Debt Mutual Funds invest in debt securities, may invest in money market securities or in longer term debt securities, or a combination of the two. The primary investment objective of liquid and debt funds is regular income generation. However, since the longer term debt markets offer the scope for capital growth, debt funds are offered along the yield curve, spanning very short term to long term products.

Short Term Debt Funds

Money Market or Liquid Fund is a mutual fund for very short term investment. The primary source of return is interest income. Liquid fund is a very short-term fund and seeks to provide safety of principal and superior liquidity. It does this by keeping interest rate and credit risk low by investing in very liquid, short maturity fixed income securities of highest credit quality.

It is suitable for retail investors who:

  • Are looking for very safe investment option and,
  • Have less than 3-6 months investment horizon.

Ultra short-term plan also known as treasury management funds, or cash management funds. They invest in money market and other short term securities of maturity up to 365 days. The objective is to generate a steady return, mostly coming from accrual of interest income, with minimal NAV volatility.

It is suitable for retail investors who:

  • Are looking for very safe investment option and,
  • Have less than 1 year investment horizon.

Short Term Plan combines short term debt securities with a small allocation to longer term debt securities. Short term plans earn interest from short term securities and interest and capital gains from long term securities. The volatility in returns will depend upon the extent of long-term debt securities in the portfolio.  Short term funds may provide a higher level of return than liquid funds and ultra-short term funds, but will be exposed to higher risks.

It is suitable for retail investors who:

  • Are comfortable taking some level of risk for an extra return and,
  • Have investment horizon between 1-3 years.

Long Term Debt Funds

Market interest rates and value of a bond are inversely related, any fall in the interest rates causes a gain in a bond portfolio and vice versa. Therefore in a falling interest rate scenario, when investors in most fixed income products face a reduced rate of interest income, long term debt funds post higher returns. The extent of change in market prices of debt securities is linked to the average tenor of the portfolio – Higher the tenor, greater the impact of changes in interest rates.

It is suitable for retail investors who:

  • Are comfortable taking some level of risk for an extra return and,
  • Have atleast 3 year investment horizon.

Apart from the above mentioned broad categories of debt funds, there are other debt funds to meet specific needs of investors:

Credit opportunity funds a new category that has emerged among the debt funds in India recently. The fund focuses on accrual income from corporate bonds of tenor 3 to 5 years. The investors earn a high return owing to high return.

It is suitable for retail investors who:

  • Are looking for regular income from a debt fund. And,
  • Have at least 3 year investment horizon.

Gilt Funds invest in government securities of medium and long-term maturities. There is no risk of default and liquidity is considerably higher in case of government securities. However, Prices of government securities are very sensitive to interest rate changes. Long term gilt funds have a longer maturity and therefore, higher interest rate risk as compared to short term gilt funds.

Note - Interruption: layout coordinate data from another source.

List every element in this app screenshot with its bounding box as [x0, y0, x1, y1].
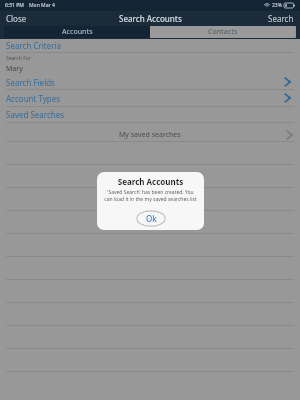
staticText: 'Saved Search' has been created. You can…	[104, 189, 197, 203]
staticText: Ok	[146, 213, 157, 224]
button[interactable]: Ok	[136, 210, 166, 227]
button[interactable]: Search Fields	[0, 75, 300, 89]
staticText: Contacts	[208, 27, 238, 37]
button[interactable]: My saved searches	[0, 128, 300, 141]
staticText: My saved searches	[119, 130, 181, 140]
staticText: Mon Mar 4	[29, 2, 55, 9]
button[interactable]: Accounts	[4, 26, 150, 38]
staticText: 6:51 PM	[5, 2, 24, 9]
button[interactable]: Account Types	[0, 90, 300, 106]
staticText: Close	[6, 13, 27, 24]
staticText: Search	[268, 13, 294, 24]
staticText: Search For	[6, 55, 31, 62]
staticText: Account Types	[6, 93, 61, 104]
staticText: Search Accounts	[104, 176, 197, 187]
button[interactable]: Search	[268, 11, 294, 26]
staticText: Saved Searches	[6, 109, 65, 120]
button[interactable]: Close	[6, 11, 27, 26]
staticText: Search Criteria	[6, 40, 62, 51]
staticText: 23%	[272, 2, 282, 9]
staticText: Accounts	[62, 27, 93, 37]
staticText: Mary	[6, 64, 23, 74]
button[interactable]: Contacts	[150, 26, 296, 38]
staticText: Search Fields	[6, 77, 55, 88]
staticText: Search Accounts	[119, 13, 182, 24]
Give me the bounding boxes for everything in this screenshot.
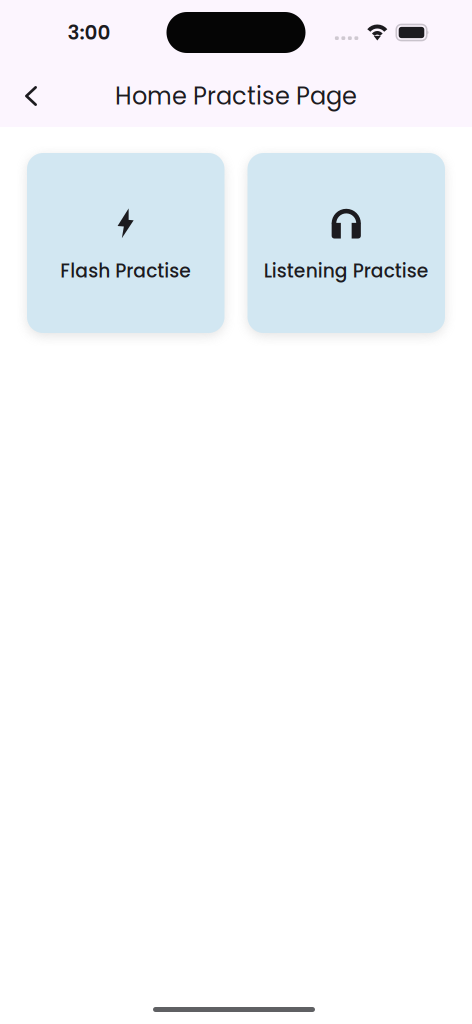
staticText: Listening Practise (264, 258, 429, 284)
button[interactable]: Back (9, 74, 53, 118)
staticText: Flash Practise (60, 258, 191, 284)
staticText: Home Practise Page (115, 79, 357, 113)
button[interactable]: Listening Practise (248, 153, 445, 333)
button[interactable]: Flash Practise (27, 153, 224, 333)
staticText: 3:00 (68, 18, 110, 46)
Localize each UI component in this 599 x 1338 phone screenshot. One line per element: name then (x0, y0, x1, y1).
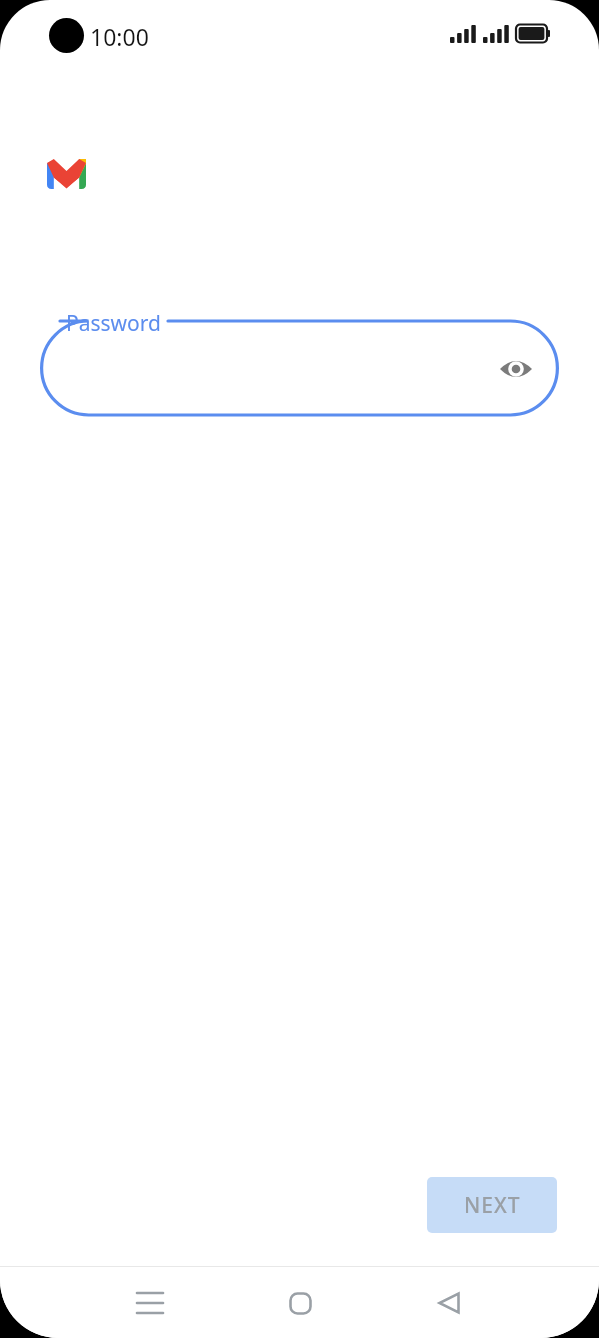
button[interactable]: Home (276, 1279, 324, 1327)
button[interactable]: Show password (496, 349, 536, 389)
button[interactable]: Recent apps (126, 1279, 174, 1327)
staticText: 10:00 (90, 21, 149, 52)
staticText: NEXT (464, 1191, 521, 1220)
button[interactable]: Back (425, 1279, 473, 1327)
button[interactable]: Password (40, 311, 559, 417)
button[interactable]: NEXT (427, 1177, 557, 1233)
staticText: Password (66, 309, 161, 338)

It is suitable for retail investors who:

  • Are looking for very safe investment option and,
  • Have at least 5 year investment horizon.

Dynamic debt funds funds do not have any restriction with respect to security types or maturity profiles that they invest in.

It is suitable for retail investors who:

  • Are comfortable taking some level of risk for an extra return and,
  • Want a fund manager to actively manage their debt portfolio.

Fixed maturity plans (FMPs) are closed-end funds that invest in debt securities with maturities that match the term of the scheme. The debt securities are redeemed on maturity and paid to investors. FMPs are issued for various maturity periods ranging from 3 months to 5 years. The return of an FMP depends on the yield it earns on the underlying securities. They typically invest only in fixed income securities like debentures of issuers with a good credit rating. FMPs are a very good substitute of a bank Fixed deposit.

There have been few significant changes in the recent budget (July 2014) for debt funds. According to the new tax rules on debt funds, the investor has to hold the funds for at least 36 months to qualify for the 20 per cent capital gains tax. If the debt mutual units are held for less than 36 months, it would be taxed according to the investor’s tax slab. This brings debt funds at par with bank fixed deposits in terms of taxation, if it is held for less than 36 months. However, if your investment horizon is more than 36 months, debt funds are still an attractive option.